I've spent the last twelve years working on one question: what does it mean for a firm to win when the architecture of an industry changes? It is a less obvious question than it sounds. Most strategy work assumes the structure is given and asks how to play it well. The question I find myself drawn to is the inverse - how do you read the structure itself, and what happens when it moves?
In a 2013 WIRED op-ed, I first wrote about a structural shift that hadn't yet been named. Every company I worked with still thought of itself as a pipeline: build a product, push it to a customer, capture the margin in between. What Geoffrey Parker, Marshall Van Alstyne, and I built into Platform Revolution was the argument that the firms winning the next decade wouldn't have the best pipelines - they would design the markets other firms operated inside. The decade that followed saw industry after industry restructured around platform economics.
That discipline became a way of working. For most of the last decade I've advised CEOs, chairpersons, and boards on how the architecture of their industries was changing under them. The pattern repeats: an industry reorganises, value migrates somewhere new, and the firms that double down on what they used to do best are the ones that get stuck. What matters is that a leadership team stop optimising the old map and start making sense of a new terrain.

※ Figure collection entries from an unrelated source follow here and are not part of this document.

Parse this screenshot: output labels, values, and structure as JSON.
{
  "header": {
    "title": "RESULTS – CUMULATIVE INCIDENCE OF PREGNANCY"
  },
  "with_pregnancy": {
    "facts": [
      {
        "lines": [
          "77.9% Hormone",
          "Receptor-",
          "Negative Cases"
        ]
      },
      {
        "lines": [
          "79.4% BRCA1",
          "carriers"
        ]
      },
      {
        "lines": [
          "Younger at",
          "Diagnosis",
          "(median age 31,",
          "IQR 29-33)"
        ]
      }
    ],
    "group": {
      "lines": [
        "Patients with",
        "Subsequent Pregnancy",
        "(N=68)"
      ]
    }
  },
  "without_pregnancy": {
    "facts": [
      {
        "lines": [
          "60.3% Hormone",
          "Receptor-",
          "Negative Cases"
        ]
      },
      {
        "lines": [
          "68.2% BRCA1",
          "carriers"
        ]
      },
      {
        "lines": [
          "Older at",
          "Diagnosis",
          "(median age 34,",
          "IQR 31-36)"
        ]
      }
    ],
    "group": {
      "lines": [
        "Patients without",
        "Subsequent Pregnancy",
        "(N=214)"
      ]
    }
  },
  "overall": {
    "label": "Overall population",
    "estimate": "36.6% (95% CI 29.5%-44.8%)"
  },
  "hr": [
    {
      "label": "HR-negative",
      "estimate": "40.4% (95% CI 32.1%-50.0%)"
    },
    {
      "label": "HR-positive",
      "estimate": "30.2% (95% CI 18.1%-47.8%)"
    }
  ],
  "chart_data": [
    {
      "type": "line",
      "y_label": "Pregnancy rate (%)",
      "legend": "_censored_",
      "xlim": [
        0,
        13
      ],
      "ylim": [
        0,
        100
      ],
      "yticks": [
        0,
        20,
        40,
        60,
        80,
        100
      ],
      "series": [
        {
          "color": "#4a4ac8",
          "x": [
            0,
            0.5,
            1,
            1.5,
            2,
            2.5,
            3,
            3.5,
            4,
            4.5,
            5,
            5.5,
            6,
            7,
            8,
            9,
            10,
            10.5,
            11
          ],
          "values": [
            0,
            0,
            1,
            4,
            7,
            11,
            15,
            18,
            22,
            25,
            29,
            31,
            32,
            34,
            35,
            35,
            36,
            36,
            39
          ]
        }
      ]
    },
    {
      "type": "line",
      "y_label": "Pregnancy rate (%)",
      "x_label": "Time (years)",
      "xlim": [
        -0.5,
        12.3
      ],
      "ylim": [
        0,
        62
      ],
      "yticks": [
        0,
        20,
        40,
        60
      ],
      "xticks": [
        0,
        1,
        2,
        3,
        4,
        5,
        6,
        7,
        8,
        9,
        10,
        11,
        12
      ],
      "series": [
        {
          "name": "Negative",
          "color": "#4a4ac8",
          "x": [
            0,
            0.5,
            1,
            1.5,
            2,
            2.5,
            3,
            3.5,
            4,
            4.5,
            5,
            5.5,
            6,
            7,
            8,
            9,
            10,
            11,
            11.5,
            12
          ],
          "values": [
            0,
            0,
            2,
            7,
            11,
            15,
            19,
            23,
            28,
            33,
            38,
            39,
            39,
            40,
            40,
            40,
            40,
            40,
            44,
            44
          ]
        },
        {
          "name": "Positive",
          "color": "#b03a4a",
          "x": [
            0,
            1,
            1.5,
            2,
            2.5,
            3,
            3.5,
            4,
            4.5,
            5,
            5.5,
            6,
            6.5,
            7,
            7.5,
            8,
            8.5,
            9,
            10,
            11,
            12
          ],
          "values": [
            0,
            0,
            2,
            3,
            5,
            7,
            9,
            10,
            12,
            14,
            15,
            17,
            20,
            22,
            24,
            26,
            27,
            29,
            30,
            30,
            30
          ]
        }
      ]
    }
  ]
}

Which brings me to what I'm working on now. AI's real power is not automation. It's coordination. When the cost of coordinating across teams, suppliers, and regulators drops to near zero, entire industries get restructured. Not automated. Restructured. The shipping container didn't just speed up ports - it reorganised global manufacturing. AI is doing the same thing to the knowledge economy. Reshuffle is the long-form version of that argument.